Ross Brawn est quelqu’un qui a été très longtemps chez Ferrari et qui a aussi participé au succès de Schumacher. Qui est-il? Est-ce que vous le connaissez? Avez-vous déjà travaillé avec lui?
C’est quelqu’un que j’apprécie beaucoup. Je le connais vraiment très très bien. J’ai travaillé indirectement avec lui, puisqu’il était chez Ferrari à l’époque où on avait des moteurs Ferrari (Ndlr: lors de l’aventure Prost Grand Prix). Mais bien avant, il faisait du sport prototype avec Jaguar notamment. Chez Benetton en F1, il a été champion du monde avec Schumacher. Ce n’est pas un pur ingénieur qui est capable de décider de A jusqu’à Z au sujet d’une voiture. Il peut le faire mais ce n’est pas là où est sa grande force. Sa grande force, c’est de mener l’équipe technique, de lire - déjà - les règlements et de les interpréter. Il est vraiment très efficace là-dessus et il vient de le prouver cette année. Il sait faire travailler l’équipe technique autour d’un projet. C’est un super organisateur doté de qualités humaines exceptionnelles. Donc, c’est vraiment quelqu’un d’extrêmement important dans une équipe.

On sait que Renault, Ferrari et BMW ont fait appel au sujet du diffuseur arrière des Brawn, des Toyota et des Williams. Est-ce qu’on peut imaginer que la FIA puisse annuler les résultats des deux premiers Grands Prix puisque l’examen de l’appel aura lieu après la Malaisie?
Ça serait dommage. Annuler le résultat, je ne pense pas. D’ailleurs, règlementairement, ça ne devrait pas pouvoir se faire puisque la FIA a accepté le diffuseur arrière à Melbourne. Ce qui peut se passer, c’est qu’à partir de tel Grand Prix, la Fédération internationale dise que l’interprétation du règlement n’est pas celle-là et que tout le monde doit avoir à peu près la même ligne de diffuseur. Et ça, ce serait aussi difficile pour ces équipes-là qui devraient alors tout refaire. La voiture a été conçue de l’avant jusqu’à l’arrière, de l’aileron avant au fond plat, avec plein de petits appendices aérodynamiques. Et supprimer ça, c’est vrai que ça peut compliquer beaucoup de choses pour ces écuries-là. Mais ce serait un peu dommageable pour le sport et l’esprit de la F1 car c’est aussi dans la lecture des règlements que l’on voit le savoir-faire des ingénieurs. Il faut laisser un petit peu libre court à cette ingéniosité.

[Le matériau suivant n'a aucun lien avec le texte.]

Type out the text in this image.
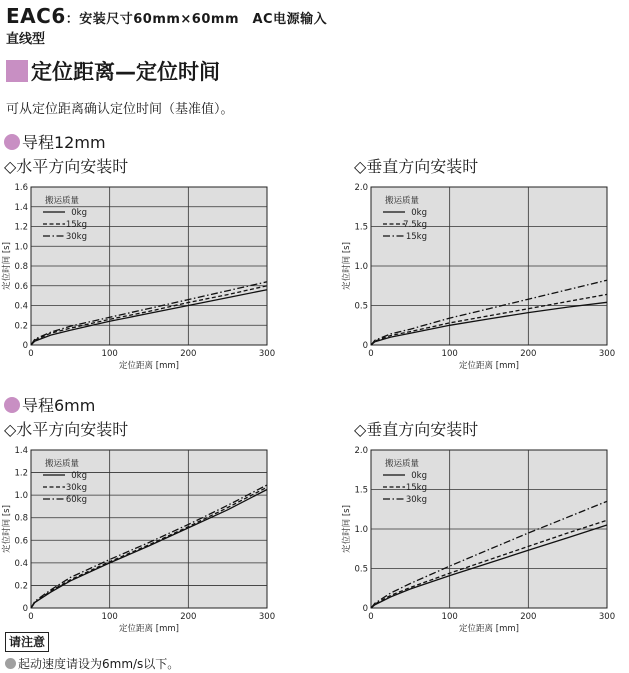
EAC6：安装尺寸60mm×60mm　AC电源输入
直线型
定位距离—定位时间
可从定位距离确认定位时间（基准值）。
导程12mm
◇水平方向安装时	◇垂直方向安装时
导程6mm
◇水平方向安装时	◇垂直方向安装时
0
0.2
0.4
0.6
0.8
1.0
1.2
1.4
1.6
0	100	200	300
定位距离 [mm]
定位时间 [s]
搬运质量
0kg
15kg
30kg
0
0.5
1.0
1.5
2.0
0	100	200	300
定位距离 [mm]
定位时间 [s]
搬运质量
0kg
7.5kg
15kg
0
0.2
0.4
0.6
0.8
1.0
1.2
1.4
0	100	200	300
定位距离 [mm]
定位时间 [s]
搬运质量
0kg
30kg
60kg
0
0.5
1.0
1.5
2.0
0	100	200	300
定位距离 [mm]
定位时间 [s]
搬运质量
0kg
15kg
30kg
请注意
起动速度请设为6mm/s以下。
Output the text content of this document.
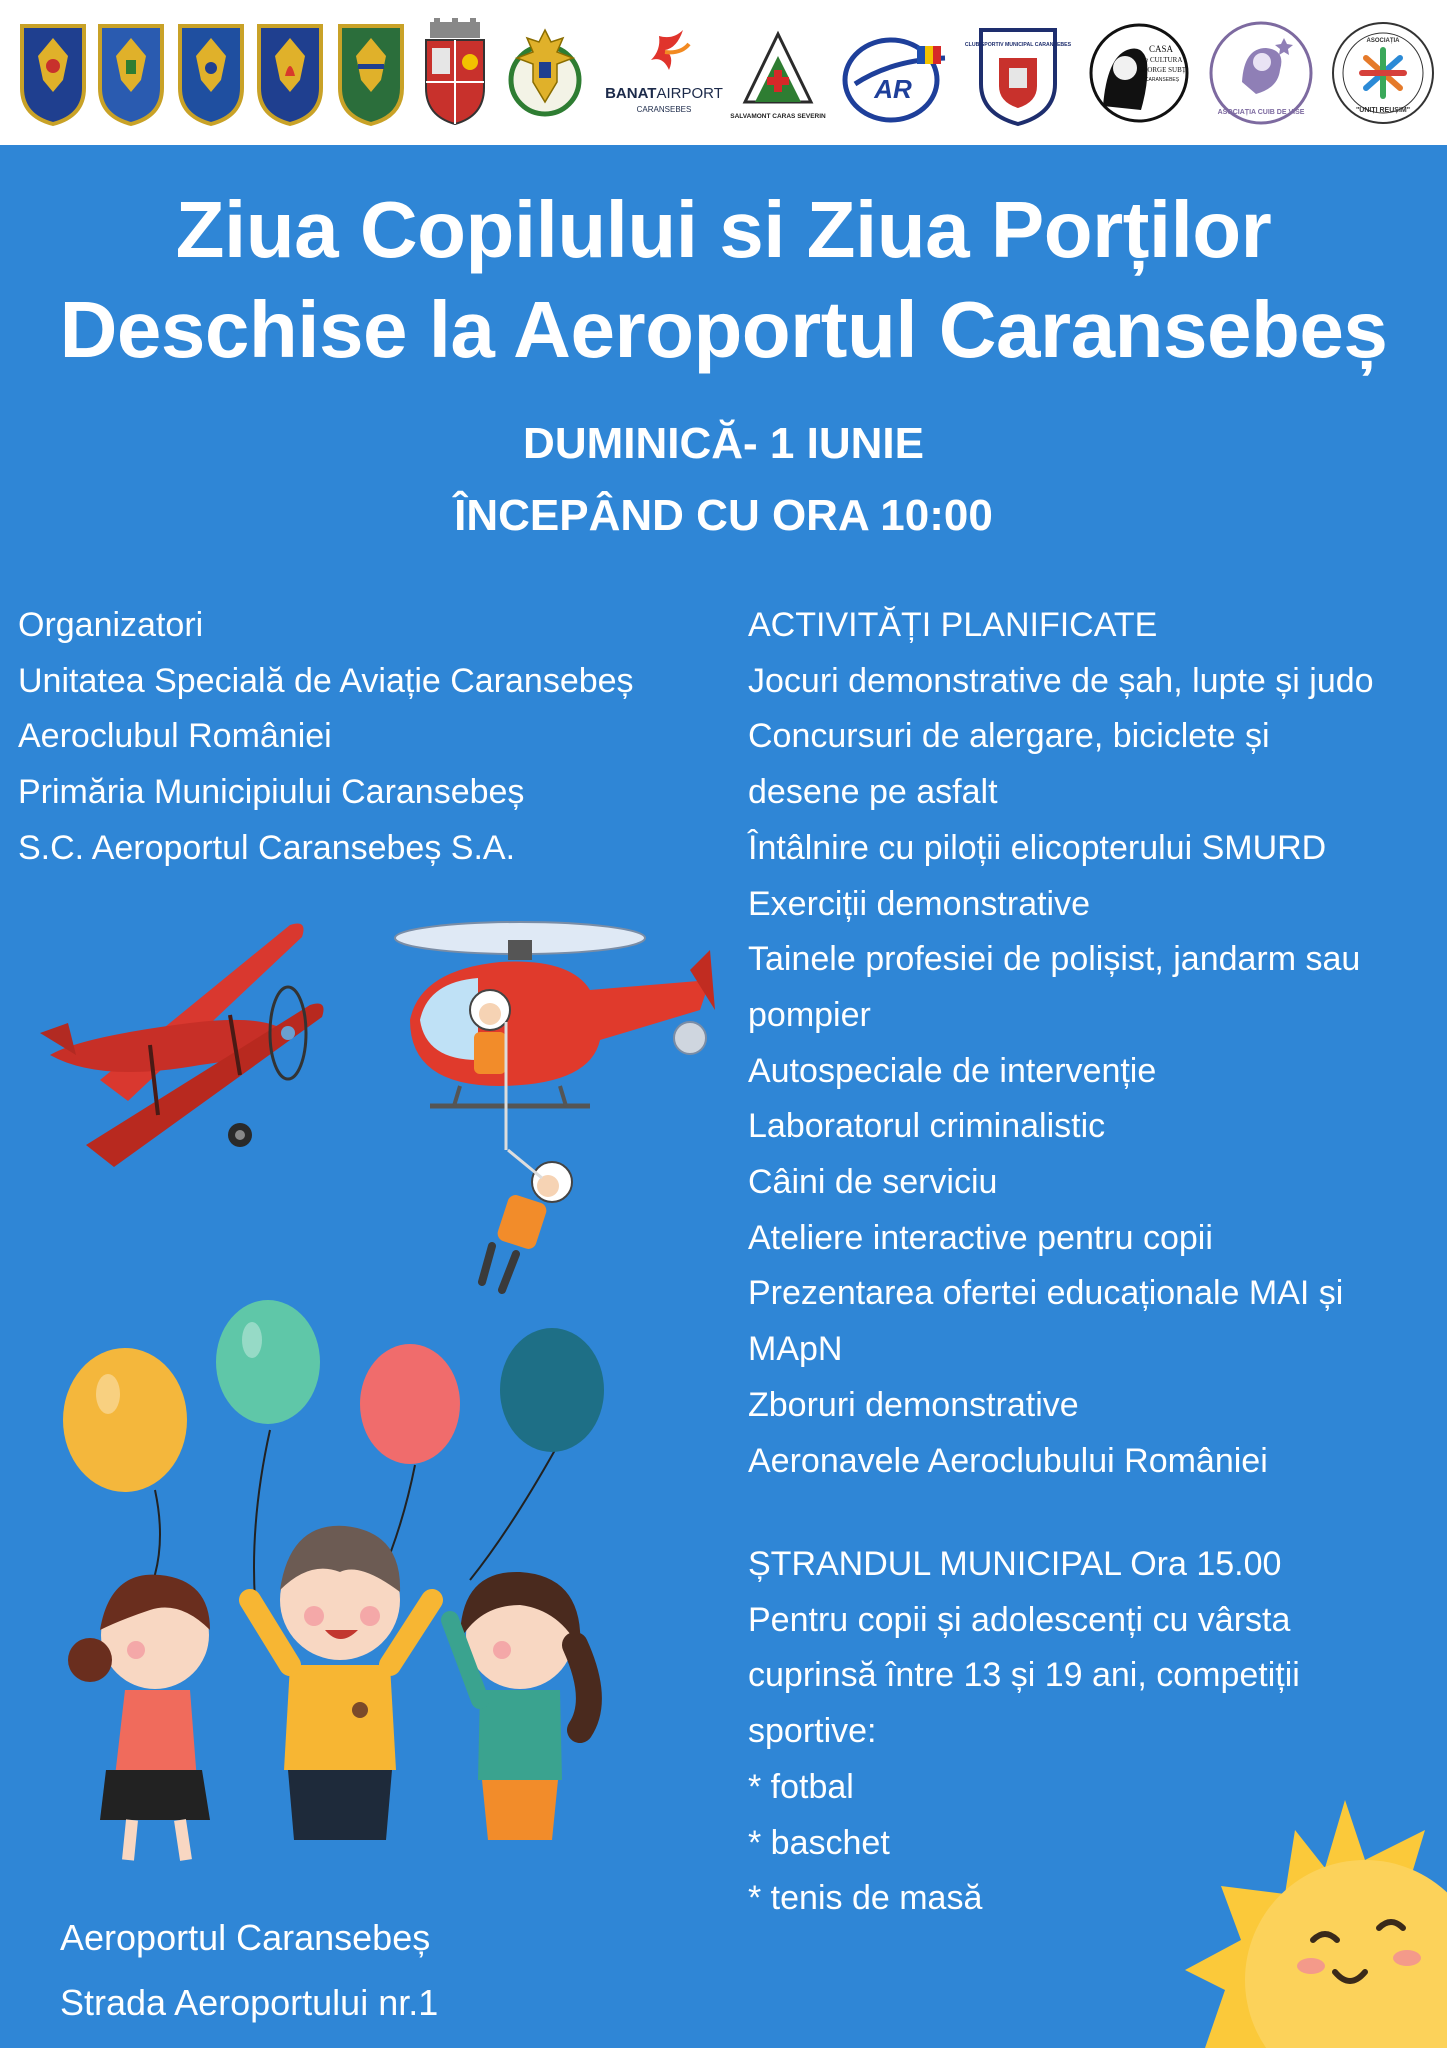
BANATAIRPORT
CARANSEBES
SALVAMONT CARAS SEVERIN
AR
CLUB SPORTIV MUNICIPAL CARANSEBES	CASA
de CULTURA
GEORGE SUBȚ
CARANSEBEȘ
ASOCIAȚIA CUIB DE VISE
ASOCIAȚIA
"UNIȚI REUȘIM"

Ziua Copilului si Ziua Porților

Deschise la Aeroportul Caransebeș

DUMINICĂ- 1 IUNIE

ÎNCEPÂND CU ORA 10:00

Organizatori
Unitatea Specială de Aviație Caransebeș
Aeroclubul României
Primăria Municipiului Caransebeș
S.C. Aeroportul Caransebeș S.A.
ACTIVITĂȚI PLANIFICATE
Jocuri demonstrative de șah, lupte și judo
Concursuri de alergare, biciclete și
desene pe asfalt
Întâlnire cu piloții elicopterului SMURD
Exerciții demonstrative
Tainele profesiei de polișist, jandarm sau
pompier
Autospeciale de intervenție
Laboratorul criminalistic
Câini de serviciu
Ateliere interactive pentru copii
Prezentarea ofertei educaționale MAI și
MApN
Zboruri demonstrative
Aeronavele Aeroclubului României
ȘTRANDUL MUNICIPAL Ora 15.00
Pentru copii și adolescenți cu vârsta
cuprinsă între 13 și 19 ani, competiții
sportive:
* fotbal
* baschet
* tenis de masă
Aeroportul Caransebeș
Strada Aeroportului nr.1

Sans ce fameux diffuseur, est-ce que Brawn resterait devant?
Je ne suis pas certain qu’ils passeraient de la première place au milieu de grille. Ils iraient moins vite, ça c’est sûr. Vu qu’ils ont quand même peu de moyens financiers - même si pour cette année, Honda a payé beaucoup de choses - ce serait dommageable de les faire travailler sur la refonte presque totale de l’aérodynamique de leur voiture.

La grande perdante du week-end australien, c’est Ferrari. Et plus généralement, les grandes écuries comme McLaren, Renault…
Ça, pour moi, c’est une très grande surprise parce que, normalement, quand il y a un changement de règlement important, les grandes équipes font la différence car elles ont plus de moyens et peuvent développer et simuler beaucoup plus que les petites équipes. C’est là où l’on voit, malgré tout, l’empirisme de la F1. Chez Williams, Brawn et Red Bull travaillent des gens qui ont construit des voitures depuis une vingtaine d’année et ils restent les plus ingénieux. C’est quand même une sorte de petit camouflet pour les constructeurs, surtout qu’ils vendent leurs moteurs à des équipes qui sont devant: Mercedes pour Brawn, Renault avec Red Bull et Toyota avec Williams. C’est bien pour le marketing mais ce n’est pas facile d’accepter ça pour les grandes équipes!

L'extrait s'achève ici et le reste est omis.